High tolerance, low consequence systems, on the other hand, are often embodied by what we now often refer to as “cozy games”, experiences where a loss state isn’t just difficult to achieve, but nearly impossible, meaning that every instance of sub-optimal decision-making can be easily recovered from – and because there’s no loss state, almost every mistake can be recovered from eventually. As a result, success can be measured in the degree to which a player succeeds, rather than a binary state of success or failure: a mistake is a setback in the most literal sense, not a loss. This allows the player to continue to set goals and strive to achieve them, while relieving them of the stress that comes with the possibility of failure, leading to the reason why cozy games are so cozy in the first place.
The ability to set goals also plays into a third pillar of difficulty, one which only applies to narrative-focused games with branching storylines. Cozy games in particular tend to provide players with certain mutually exclusive success states. This usually manifests as a choice of different romantic partners (I haven’t seen any cozy games which let you form a polycule – but I’m sure there’s probably one out there).

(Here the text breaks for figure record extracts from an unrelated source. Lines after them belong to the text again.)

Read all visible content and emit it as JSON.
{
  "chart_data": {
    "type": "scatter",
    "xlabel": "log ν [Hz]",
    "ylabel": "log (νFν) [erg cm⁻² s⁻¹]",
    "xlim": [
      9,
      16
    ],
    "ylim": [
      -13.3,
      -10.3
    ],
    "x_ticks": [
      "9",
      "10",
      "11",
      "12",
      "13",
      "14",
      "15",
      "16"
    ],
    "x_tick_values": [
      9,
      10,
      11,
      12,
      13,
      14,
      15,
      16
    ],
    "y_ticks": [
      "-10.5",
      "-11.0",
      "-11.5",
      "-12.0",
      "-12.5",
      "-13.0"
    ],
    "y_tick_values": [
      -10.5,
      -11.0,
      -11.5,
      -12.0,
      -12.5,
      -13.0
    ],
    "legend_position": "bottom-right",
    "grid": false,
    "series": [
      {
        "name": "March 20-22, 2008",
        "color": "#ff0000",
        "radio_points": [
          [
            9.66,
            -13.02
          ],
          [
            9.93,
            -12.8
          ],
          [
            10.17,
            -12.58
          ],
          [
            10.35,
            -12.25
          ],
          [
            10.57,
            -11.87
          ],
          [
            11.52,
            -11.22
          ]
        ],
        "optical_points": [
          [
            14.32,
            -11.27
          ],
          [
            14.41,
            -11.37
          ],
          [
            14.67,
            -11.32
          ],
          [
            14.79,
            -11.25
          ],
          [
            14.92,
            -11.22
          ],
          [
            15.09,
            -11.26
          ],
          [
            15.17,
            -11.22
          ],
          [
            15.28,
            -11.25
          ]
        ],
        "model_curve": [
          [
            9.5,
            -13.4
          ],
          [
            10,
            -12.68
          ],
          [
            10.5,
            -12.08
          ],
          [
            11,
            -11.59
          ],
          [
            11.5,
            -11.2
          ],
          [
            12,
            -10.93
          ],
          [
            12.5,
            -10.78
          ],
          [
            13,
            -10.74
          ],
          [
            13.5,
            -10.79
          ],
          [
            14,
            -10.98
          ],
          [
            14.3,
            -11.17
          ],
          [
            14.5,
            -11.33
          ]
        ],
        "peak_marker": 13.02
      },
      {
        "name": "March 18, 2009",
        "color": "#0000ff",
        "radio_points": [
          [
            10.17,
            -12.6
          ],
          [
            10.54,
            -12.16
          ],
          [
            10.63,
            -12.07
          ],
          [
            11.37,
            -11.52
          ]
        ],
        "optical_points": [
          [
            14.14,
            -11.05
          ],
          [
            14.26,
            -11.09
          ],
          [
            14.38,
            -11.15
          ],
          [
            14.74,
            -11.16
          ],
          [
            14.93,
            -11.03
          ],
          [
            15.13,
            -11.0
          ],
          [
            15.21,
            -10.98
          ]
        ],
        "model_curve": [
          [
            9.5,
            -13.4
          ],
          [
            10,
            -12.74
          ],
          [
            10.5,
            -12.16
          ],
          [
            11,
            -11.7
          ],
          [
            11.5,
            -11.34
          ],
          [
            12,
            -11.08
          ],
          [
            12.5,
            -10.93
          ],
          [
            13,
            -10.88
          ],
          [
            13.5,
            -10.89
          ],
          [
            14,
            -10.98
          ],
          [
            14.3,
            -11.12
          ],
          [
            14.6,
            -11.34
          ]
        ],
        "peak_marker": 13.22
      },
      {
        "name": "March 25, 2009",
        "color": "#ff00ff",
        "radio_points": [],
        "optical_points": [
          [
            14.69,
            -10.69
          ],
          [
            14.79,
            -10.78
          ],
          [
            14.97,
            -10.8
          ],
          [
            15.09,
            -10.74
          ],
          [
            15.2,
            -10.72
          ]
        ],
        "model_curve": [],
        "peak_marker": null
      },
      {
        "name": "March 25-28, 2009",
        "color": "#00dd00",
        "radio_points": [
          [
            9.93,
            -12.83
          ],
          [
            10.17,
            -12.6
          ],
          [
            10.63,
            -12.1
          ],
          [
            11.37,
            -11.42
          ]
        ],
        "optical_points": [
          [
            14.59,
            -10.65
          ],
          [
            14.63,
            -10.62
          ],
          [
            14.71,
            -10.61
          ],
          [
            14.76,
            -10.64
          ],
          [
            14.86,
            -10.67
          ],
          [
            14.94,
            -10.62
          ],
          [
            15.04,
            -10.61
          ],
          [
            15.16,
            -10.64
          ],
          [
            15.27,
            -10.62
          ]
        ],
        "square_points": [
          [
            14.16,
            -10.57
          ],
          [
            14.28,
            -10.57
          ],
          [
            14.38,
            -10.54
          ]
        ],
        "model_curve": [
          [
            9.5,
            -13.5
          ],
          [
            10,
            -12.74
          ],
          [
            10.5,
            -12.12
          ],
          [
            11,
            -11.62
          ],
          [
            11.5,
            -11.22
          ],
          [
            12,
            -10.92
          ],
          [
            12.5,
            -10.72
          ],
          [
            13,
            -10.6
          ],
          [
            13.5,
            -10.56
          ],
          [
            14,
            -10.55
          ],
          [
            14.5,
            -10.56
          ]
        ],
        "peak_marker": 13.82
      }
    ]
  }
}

This means that one player’s “win” condition can be different from another’s, and an additional element of “difficulty” comes from choosing the particular win state that particular player wants.
This is something I explore a lot in my own work. By presenting multiple, mutually exclusive win states with differing narrative outcomes, I can separate the binary state of win and loss into a graduated scale of greater and lesser wins. Thus, the player has the ability to set the difficulty themselves in a way, by consciously choosing which ending to aim for, with the most positive ending (often referred to as the “Golden Ending”) requiring the most optimal decision-making, while a suboptimal – but still positive – ending makes allowances for more mistakes. As a result, the player can determine how many mistakes they are “allowed” to have, by essentially choosing which win states are actually acceptable to them. A player who wants a challenge can decide that only the Golden Ending qualifies as a successful run, while a less fastidious player – or one who simply wants a more relaxed time – could decide that any end state not an overt loss is good enough, resulting in an experience far more permissive of sub-optimal play.
The result is an “elastic” system of difficulty which, if done right, will effectively allow the player to set their own level of challenge in an organic and diegetic way. A player who aims high or chooses a particularly difficult goal (as contextualised by the setting and narrative) could be playing at a higher difficulty than one who chooses more humble or conventional goals as their desired end state – even if they are both playing the same game. The potential result is a work which is both accessible to those who want it, and challenging to those who want to tough it out.
What I’m trying to say here is that difficulty is a tool in your toolbox, one that lets you finetune the experience that you want your players to have. Obviously, I don’t know precisely what that experience is, but now that I’ve given you some idea on how the concept of difficulty comes together, you might have some ideas as to how to work it out for yourself.